随着一阵子的嘈杂声,人群前呼后拥的,簇拥进了一个身材高大的巨大怪物似的,一个半截塔般的人,向他们练练只摆手打招呼起来。
衡经一看这个人,马上就认识出来者,是上次见过的瓜炭瓜长玉。只见瓜三爷看了看人群,由于左写生在一个空荡荡的大厅里,身边只有一个衡经陪在那里。开始还没有看清楚,当他一看有一个人在直打盹,趴在桌子上,呼呼大睡起来,感觉到有些新鲜。定睛一看,不由得大吃一惊,一眼认出了左写生。赶紧过去向他跪下参拜道:“臣瓜炭瓜长玉,叩见静旨圣驾。”
左写生微微一笑道:“辛苦了瓜三爷,不过我还有一个想法,真还不知道该怎么说了。但总有一点,你可别忘记了,公事与私事,不可混为一谈。希望瓜三爷能理解,不知好不好啊?”
瓜三爷一听这句话,不知道他又犯什么毛病了,可又不敢问,跪在那里不动了。
左写生阴森森的冷笑道:“来呀!把这个叛逆的窃义大盗,瓜炭瓜长玉给我缉拿归案。”
瓜三爷这一下子被吓蒙住了,心里怎么也琢磨不透的,这位的仙大老爷究竟是犯了什么毛病。

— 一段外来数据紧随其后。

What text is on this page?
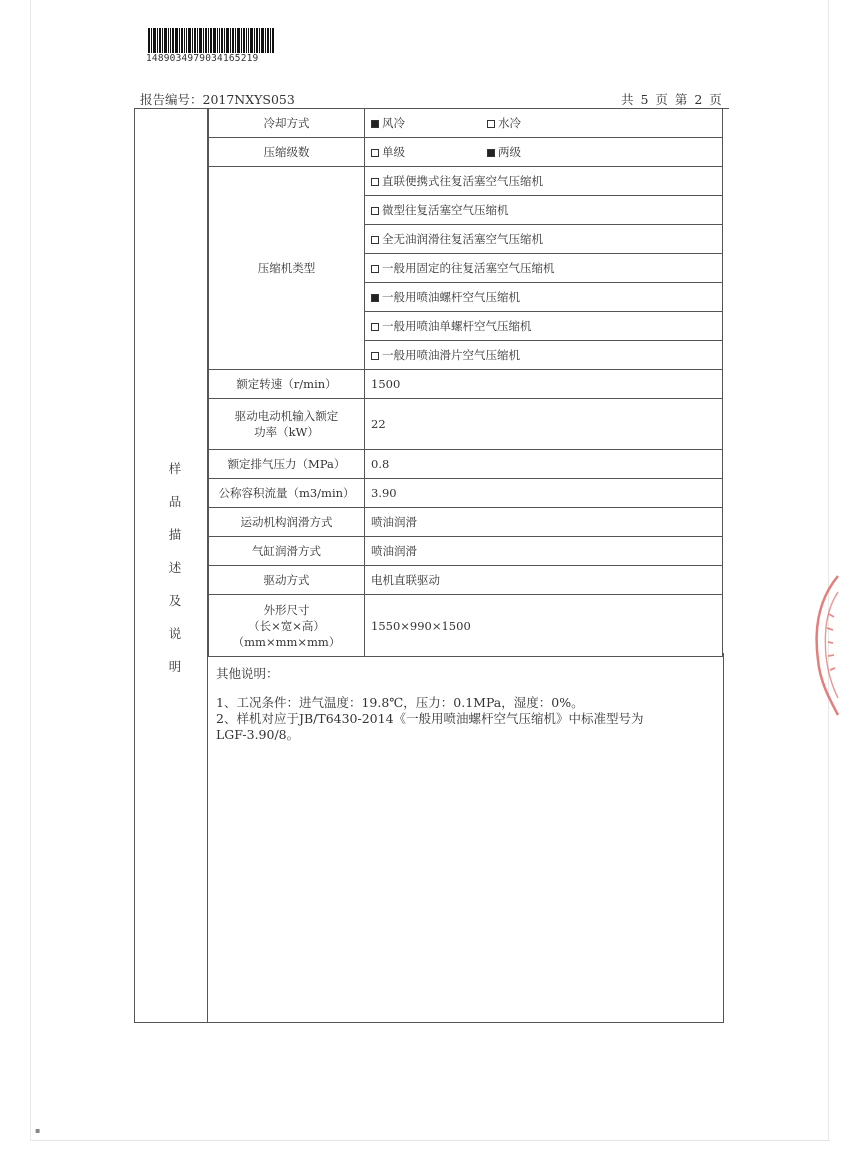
1489034979034165219
报告编号：2017NXYS053	共 5 页 第 2 页
样
品
描
述
及
说
明
冷却方式	风冷 水冷
压缩级数	单级 两级
压缩机类型	直联便携式往复活塞空气压缩机
	微型往复活塞空气压缩机
	全无油润滑往复活塞空气压缩机
	一般用固定的往复活塞空气压缩机
	一般用喷油螺杆空气压缩机
	一般用喷油单螺杆空气压缩机
	一般用喷油滑片空气压缩机
额定转速（r/min）	1500

驱动电动机输入额定
功率（kW）	22
额定排气压力（MPa）	0.8
公称容积流量（m3/min）	3.90
运动机构润滑方式	喷油润滑
气缸润滑方式	喷油润滑
驱动方式	电机直联驱动

外形尺寸
（长×宽×高）
（mm×mm×mm）	1550×990×1500
其他说明：
1、工况条件：进气温度：19.8℃，压力：0.1MPa，湿度：0%。
2、样机对应于JB/T6430-2014《一般用喷油螺杆空气压缩机》中标准型号为
LGF-3.90/8。
▪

了。是不是因为着刚才那么多人,见我来了,把他给冷漠下去了,使得他不开心,或者是对我有聚群闹事的造反行为心里虽然是这么想的,但他怎么也不敢这么说,直喊冤枉起来了。
左写生不以为然的说:“要这么说,你瓜炭瓜长玉不在辽域十全之内的罗!你得给我说一个实在话,要真不是的,本写生的确是冤枉了你的,但要是的话,那可没有什么好说的了,你看着办!这个主张,我也就交给你自己处理了。你要是真的觉得有些不公平的话,这会当权的这个位置,今天我就交给你去管事了。你看怎么样呢?”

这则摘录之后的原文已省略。